The findings from this meta-analysis suggest that, relative to usual care, pediatric asthma education is associated with reductions in mean number of hospitalizations and ED visits and a trend toward decreased odds of an ED visit for asthma but does not affect odds of hospitalization or mean number of urgent physician visits. Findings from studies that compared 2 or more asthma education interventions suggest that interventions that involve more sessions and provide more opportunities for interaction between educators and children or care-givers may be more effective.
Why might asthma education affect the numbers of hospitalizations and ED visits but not the numbers of urgent physician visits? We believe this paradoxical finding may reflect the impact of asthma education on care-seeking behavior. In the studies we reviewed, children and caregivers who received asthma education may have been more aware of the importance of monitoring symptoms closely and may have promptly sought treatment from children's office-based providers if children experienced symptoms. Obtaining office-based urgent care before symptoms became severe may have obviated the need for ED visits and hospitalizations.
Changes in care-seeking behavior may also explain why asthma education had a greater effect on mean number of hospitalizations than on mean number of ED visits. Asthma education may have reduced the severity of exacerbations or prompted parents to bring children to the ED before their symptoms became very severe, which may have reduced the number of children who presented to the ED and required hospitalization. Alternately, some ED visits may have been unavoidable. Some visits may have been made on nights and weekends when children's office-based providers were not available. In other cases, children may not have had a usual source of asthma care and relied on EDs for treatment.

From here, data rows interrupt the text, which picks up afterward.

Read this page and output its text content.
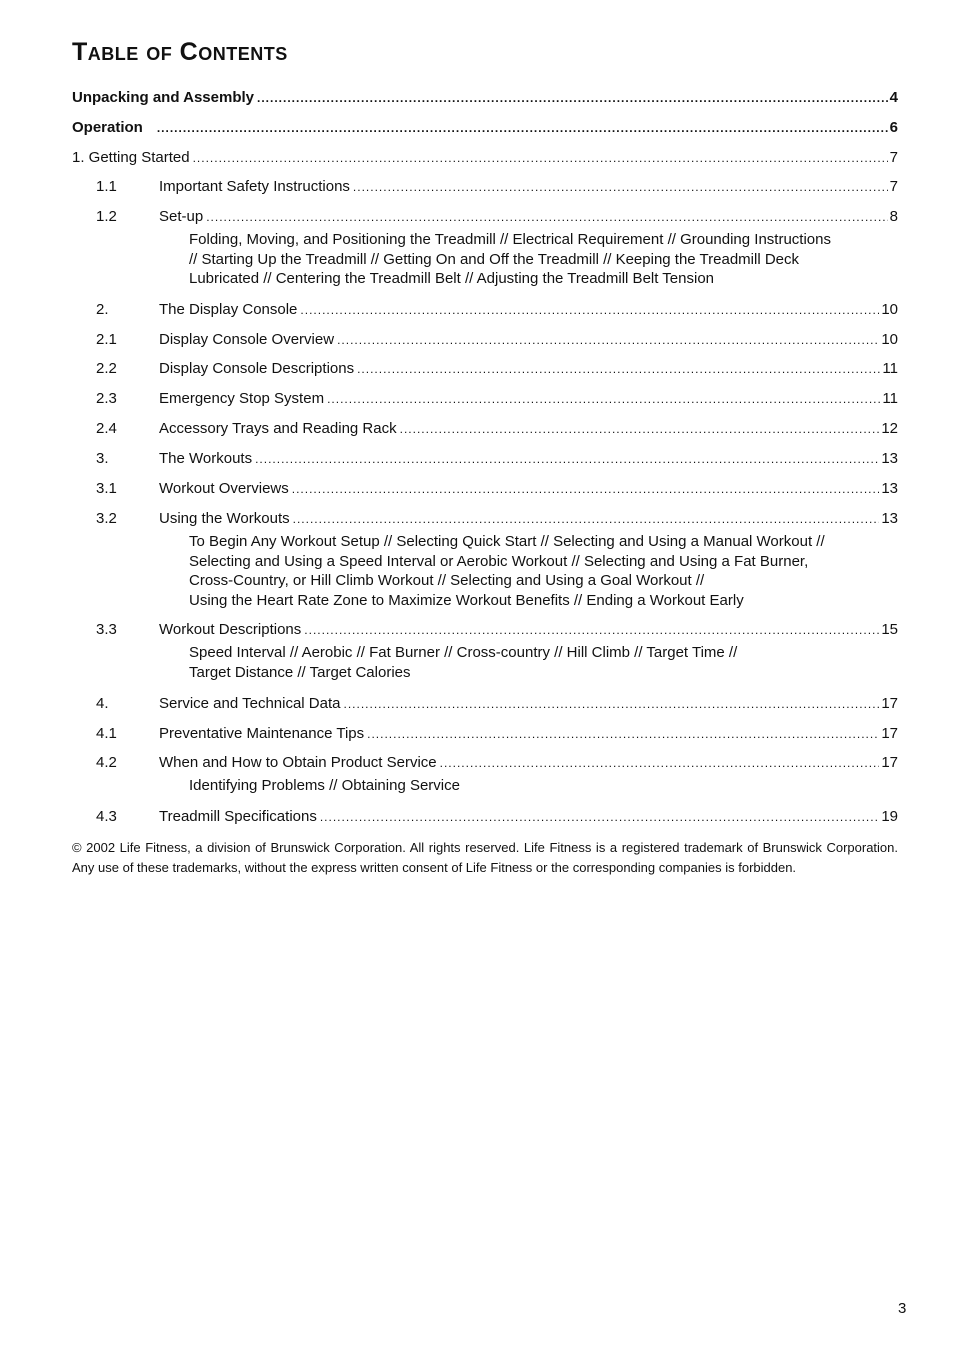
Table of Contents
Unpacking and Assembly .....	4
Operation .....	6
1. Getting Started .....	7
1.1	Important Safety Instructions .....	7
1.2	Set-up .....	8
Folding, Moving, and Positioning the Treadmill // Electrical Requirement // Grounding Instructions
// Starting Up the Treadmill // Getting On and Off the Treadmill // Keeping the Treadmill Deck
Lubricated // Centering the Treadmill Belt // Adjusting the Treadmill Belt Tension
2.	The Display Console .....	10
2.1	Display Console Overview .....	10
2.2	Display Console Descriptions .....	11
2.3	Emergency Stop System .....	11
2.4	Accessory Trays and Reading Rack .....	12
3.	The Workouts .....	13
3.1	Workout Overviews .....	13
3.2	Using the Workouts .....	13
To Begin Any Workout Setup // Selecting Quick Start // Selecting and Using a Manual Workout //
Selecting and Using a Speed Interval or Aerobic Workout // Selecting and Using a Fat Burner,
Cross-Country, or Hill Climb Workout // Selecting and Using a Goal Workout //
Using the Heart Rate Zone to Maximize Workout Benefits // Ending a Workout Early
3.3	Workout Descriptions .....	15
Speed Interval // Aerobic // Fat Burner // Cross-country // Hill Climb // Target Time //
Target Distance // Target Calories
4.	Service and Technical Data .....	17
4.1	Preventative Maintenance Tips .....	17
4.2	When and How to Obtain Product Service .....	17
Identifying Problems // Obtaining Service
4.3	Treadmill Specifications .....	19
© 2002 Life Fitness, a division of Brunswick Corporation. All rights reserved. Life Fitness is a registered trademark of Brunswick Corporation. Any use of these trademarks, without the express written consent of Life Fitness or the corresponding companies is forbidden.
3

The presence of heterogeneity suggests that pooling results across studies may obscure important, systematic differences among the interventions and populations studied. Several explanations seem plausible. Educational interventions that address all 4 topics recommended in the NHLBI guideline might be more effective, because they are more comprehensive. Interventions composed of more or longer sessions may have greater impact, because educators have more opportunities to reiterate their messages. Individual education might be more effective than group education, because individual sessions can be tailored to the needs of individual children and caregivers. Similarly, educators in clinical settings may have access to medical charts that can enable them to customize content on the basis of a child's medical history, medication regimen, and/or allergy-test results. Differences in results might also reflect variation in rates of hospitalization and ED visits for asthma across regions, health systems, and types of health insurance. Unfortunately, the numbers of studies that evaluated each outcome were too small to permit quantitative analysis of subgroups of studies. We could only make qualitative comparisons. Those comparisons suggested that the interventions with the most favorable results tended to furnish comprehensive education to individual children or families in clinical settings.12,22,24,28,32,41,46
Previous meta-analyses of the effects of pediatric asthma education on ED visits and hospitalizations have reached different conclusions. These meta-analyses found that asthma education was associated with a statistically significant reduction in mean number of ED visits but had no effect on mean number of hospitalizations.3-6
However, our findings are not directly comparable because of differences in inclusion criteria. Whereas our meta-analysis was limited to studies conducted in the United States, the previous meta-analyses also included studies conducted in other developed countries. In addition, previous meta-analyses combined studies that compared asthma education to usual care with studies that compared 2 different asthma education interventions.